WASHINGTON (DTN) -- Nearby-delivery-month oil futures on the New York Mercantile Exchange and Brent crude traded on the Intercontinental Exchange rallied in market-on-close trade Wednesday, with the front-month West Texas Intermediate expiring at a fresh seven-year high on the spot continuation chart.
Weekly federal inventory data Wednesday detailed an unexpected decline in U.S. crude supplies and larger-than-expected draws in petroleum product supplies during the week ended Oct. 15 with demand for motor gasoline and distillate fuels strengthening amid falling domestic production.
NYMEX West Texas Intermediate futures for November delivery expired at $83.87 per barrel (bbl), surging $0.91 on session, and next-month delivery December WTI sharply narrowed its discount to $0.45 per bbl for a $83.42-per-bbl settlement. The December ICE Brent futures gained $0.74 to settle at $85.82 per bbl. November RBOB futures on NYMEX surged 3.29 cents to a $2.5084-per-gallon settlement, and front-month ULSD futures rose 3.16 cents to settle at $2.5923 per gallon.
Wednesday's inventory report from the U.S. Energy Information Administration was bullish for the oil complex across the board, showing total commercial crude and petroleum product supplies declined by a massive 9.7 million bbl in the week ended Oct. 15. Gasoline consumption spiked above 9.6 million barrels per day (bpd), and domestic production unexpectedly declined 100,000 bpd to 11.3 million bpd. Domestic refiners, meanwhile, continued to reduce run rates, which fell by 2 percentage points to 84.7%, suggesting continued rollout of seasonal maintenance programs. As a result, domestic gasoline stockpiles dropped by a larger-than-expected 5.4 million bbl last week, compared with analysts' expectations for inventories to decrease by 1.1 million bbl. Distillate inventories, which includes heating oil and distillate fuels, fell by 3.9 million bbl to 125.4 million bbl and are now about 10% below the five-year average. Analysts were forecasting a much smaller 900,000-bbl decline.

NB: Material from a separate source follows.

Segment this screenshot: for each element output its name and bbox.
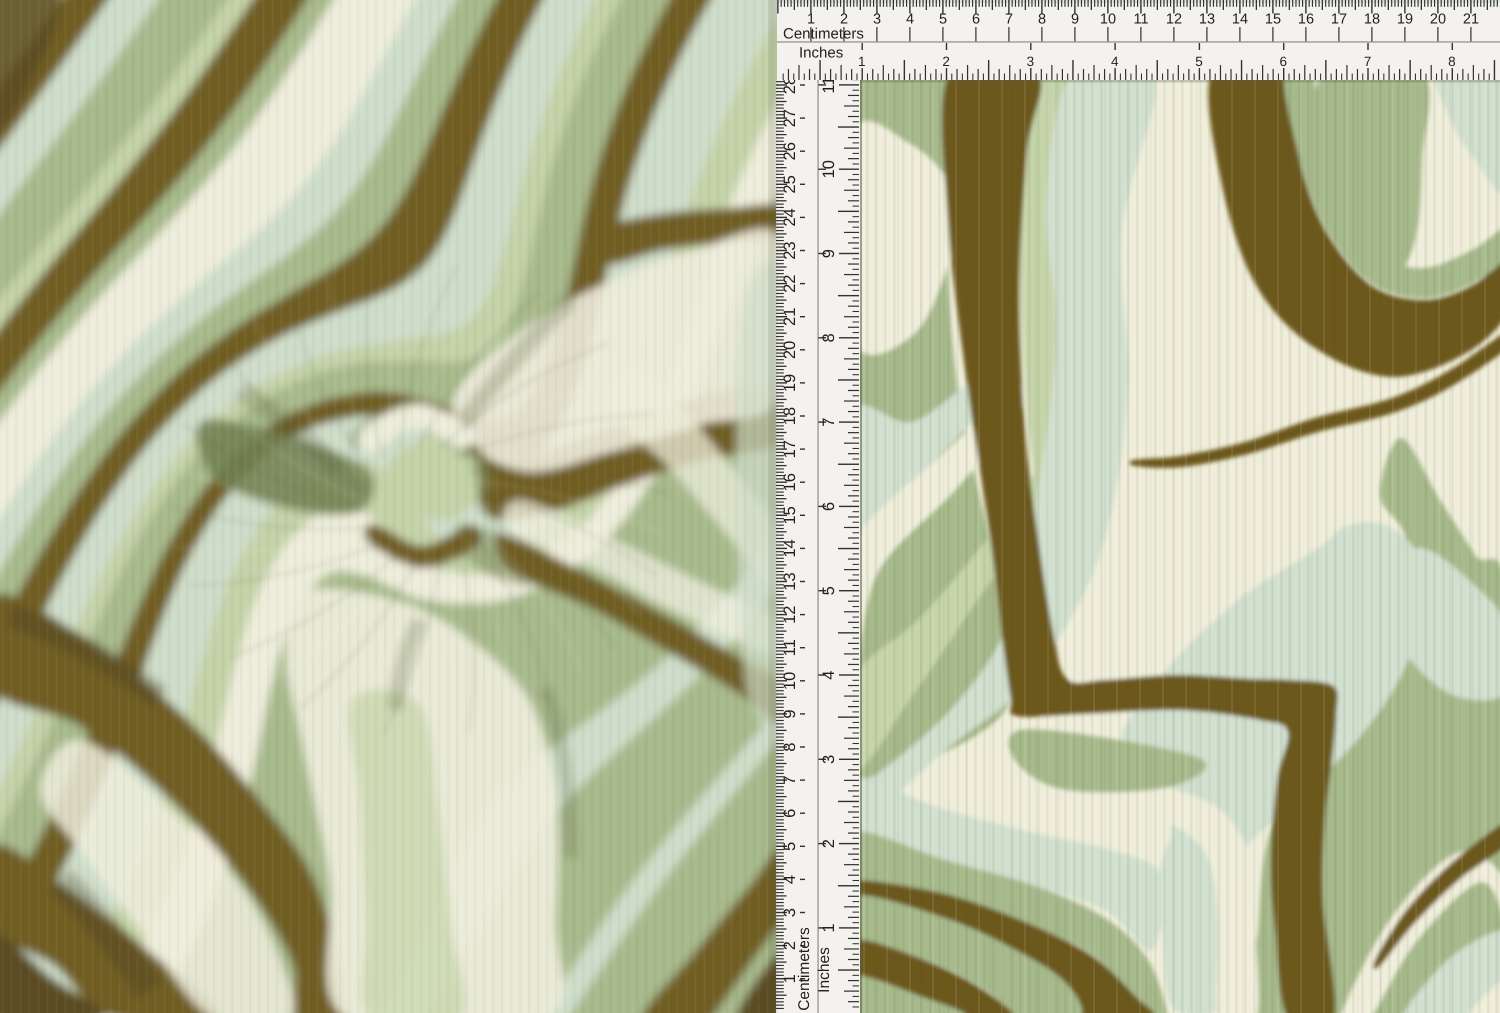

Earlier in a session, oil futures came under selling pressure from a myriad of downward revisions to the global economic growth, including the International Monetary Fund's 1.1% cut to Asia's growth that followed a disappointing print on China's gross domestic product for the third quarter. In its latest Beige Book released Wednesday afternoon, the U.S. Federal Reserve said domestic growth slowed this fall under pressure from supply chain disruptions and shortages of labor. "Outlooks for near-term economic activity remained positive, overall, but some Districts noted increased uncertainty and more cautious optimism than in previous months," according to the summary of information from the Fed's 12 regional districts, prepared as part of a broad range of briefings ahead of policymakers' Nov. 2-3 meeting. Wednesday's report also shed some light on increasing price pressures from supply bottlenecks as well as the tight labor market.
"Many firms raised selling prices indicating a greater ability to pass along cost increases to customers amid strong demand," the Fed districts reported. Inflation has been running well above the Fed's 2% target for the last several months. Policymakers are keenly focused on the drivers of those price rises and whether they will, as most expect, recede next year.
Fed officials are poised to begin reducing the central bank's $120 billion in monthly bond purchases as soon as next month, according to the analysts, despite unexpectedly weak job growth in August and September.